Aku menatapnya heran, ia bergerak-gerak seperti ada yang
menggelitik, dirogohnya kantong baju berkelopak bunga itu dalam-dalam, dan
sebotol penuh fairy dust berada dalam genggamannya.
“iini dia..” si peri mungil itu mendekatkan telapak
tangannya persis ke depan hidungku. “sedikit keajaiban.”
“untuk apa? Tugasku disini hanya menunggu hingga si peri ketujuh datang.”
Ia memukul kepalaku dengan patahan ranting..”bodoh, musim
gugur akan segera berakhir.. akan sulit melakukannya jika musim dingin tiba..
kau akan sulit menemukan peri-peri yang lain.. hanya peri salju atau peri musim
dingin saja yang bisa kau temukan.”
Aku masih bertanya dalam kebingunganku.. ia nampaknya
mengerti kemudian mencoba memberikanku penjelasan lebih dalam tentang hal ini.

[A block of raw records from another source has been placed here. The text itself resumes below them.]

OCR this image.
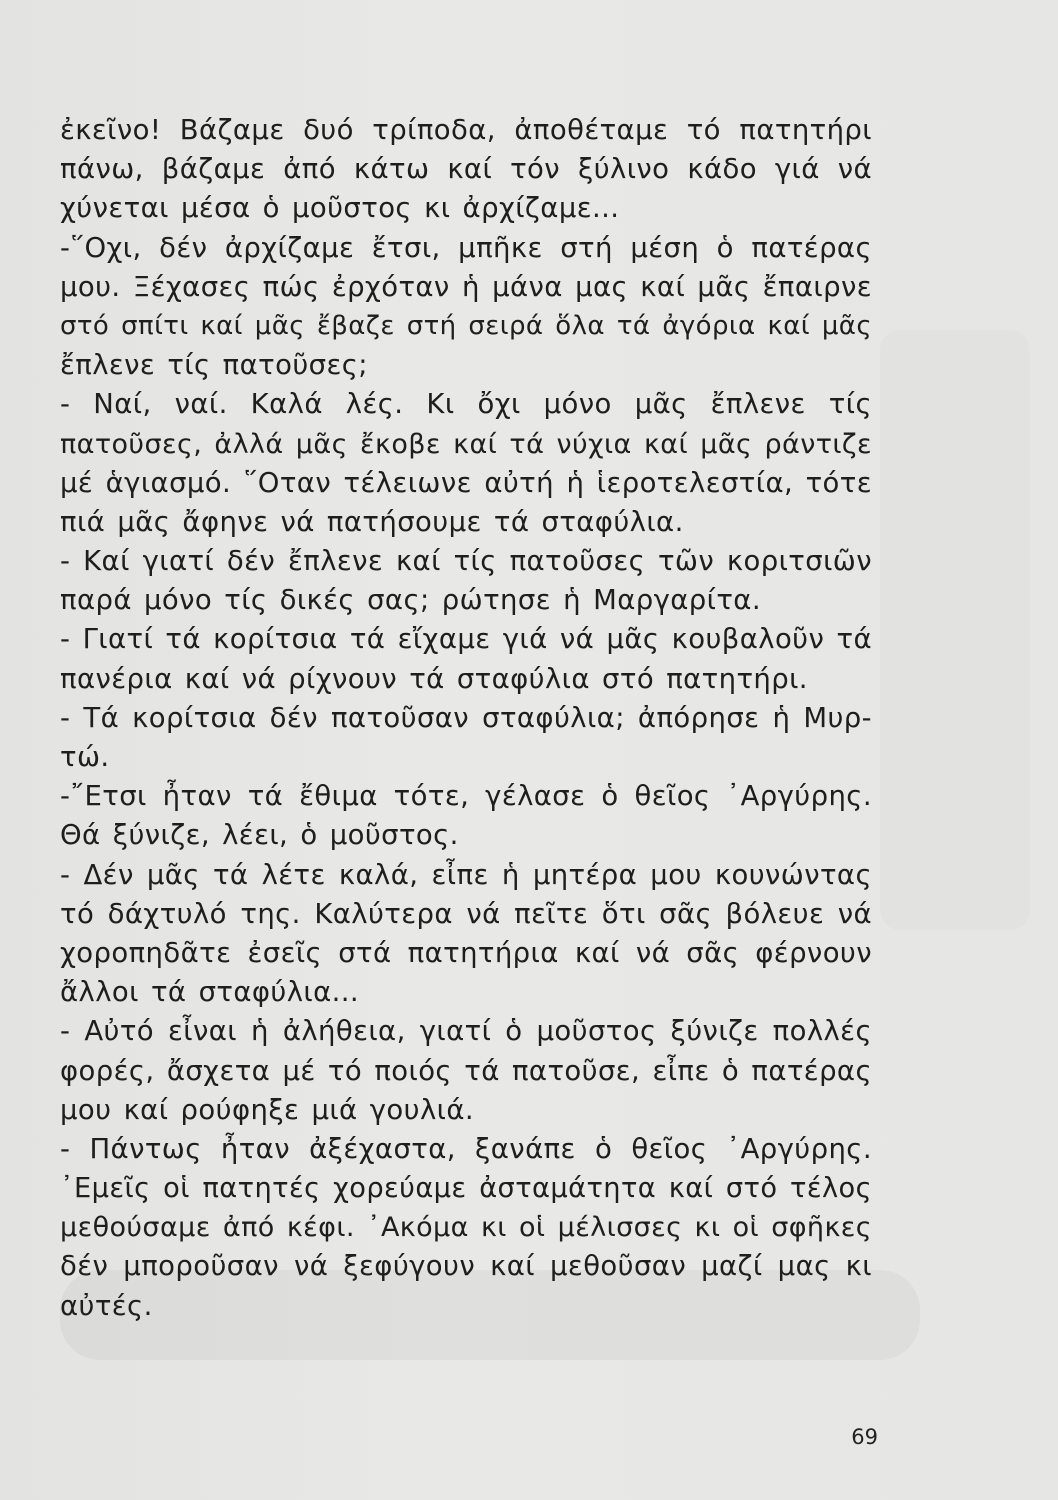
ἐκεῖνο! Βάζαμε δυό τρίποδα, ἀποθέταμε τό πατητήρι
πάνω, βάζαμε ἀπό κάτω καί τόν ξύλινο κάδο γιά νά
χύνεται μέσα ὁ μοῦστος κι ἀρχίζαμε...
-῞Οχι, δέν ἀρχίζαμε ἔτσι, μπῆκε στή μέση ὁ πατέρας
μου. Ξέχασες πώς ἐρχόταν ἡ μάνα μας καί μᾶς ἔπαιρνε
στό σπίτι καί μᾶς ἔβαζε στή σειρά ὅλα τά ἀγόρια καί μᾶς
ἔπλενε τίς πατοῦσες;
- Ναί, ναί. Καλά λές. Κι ὄχι μόνο μᾶς ἔπλενε τίς
πατοῦσες, ἀλλά μᾶς ἔκοβε καί τά νύχια καί μᾶς ράντιζε
μέ ἁγιασμό. ῞Οταν τέλειωνε αὐτή ἡ ἱεροτελεστία, τότε
πιά μᾶς ἄφηνε νά πατήσουμε τά σταφύλια.
- Καί γιατί δέν ἔπλενε καί τίς πατοῦσες τῶν κοριτσιῶν
παρά μόνο τίς δικές σας; ρώτησε ἡ Μαργαρίτα.
- Γιατί τά κορίτσια τά εἴχαμε γιά νά μᾶς κουβαλοῦν τά
πανέρια καί νά ρίχνουν τά σταφύλια στό πατητήρι.
- Τά κορίτσια δέν πατοῦσαν σταφύλια; ἀπόρησε ἡ Μυρ-
τώ.
-῎Ετσι ἦταν τά ἔθιμα τότε, γέλασε ὁ θεῖος ᾿Αργύρης.
Θά ξύνιζε, λέει, ὁ μοῦστος.
- Δέν μᾶς τά λέτε καλά, εἶπε ἡ μητέρα μου κουνώντας
τό δάχτυλό της. Καλύτερα νά πεῖτε ὅτι σᾶς βόλευε νά
χοροπηδᾶτε ἐσεῖς στά πατητήρια καί νά σᾶς φέρνουν
ἄλλοι τά σταφύλια...
- Αὐτό εἶναι ἡ ἀλήθεια, γιατί ὁ μοῦστος ξύνιζε πολλές
φορές, ἄσχετα μέ τό ποιός τά πατοῦσε, εἶπε ὁ πατέρας
μου καί ρούφηξε μιά γουλιά.
- Πάντως ἦταν ἀξέχαστα, ξανάπε ὁ θεῖος ᾿Αργύρης.
᾿Εμεῖς οἱ πατητές χορεύαμε ἀσταμάτητα καί στό τέλος
μεθούσαμε ἀπό κέφι. ᾿Ακόμα κι οἱ μέλισσες κι οἱ σφῆκες
δέν μποροῦσαν νά ξεφύγουν καί μεθοῦσαν μαζί μας κι
αὐτές.
69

“kau harus ku ubah menjadi seukuran tubuhku, jika kau tetap berada pada sosok
manusia itu akan menjadi sangat sulit, kau tak akan mampu menembus fairy magic
hollow. Apa kau mau selamanya terjerembab dalam dunia ini? Dan tak kan pernah
bisa kembali ke duniamu disana, jika kau tak bisa mengembalikan semuanya?”
ucapnya menggodaku “bagaimana? Maukah kau menerima tawaranku?”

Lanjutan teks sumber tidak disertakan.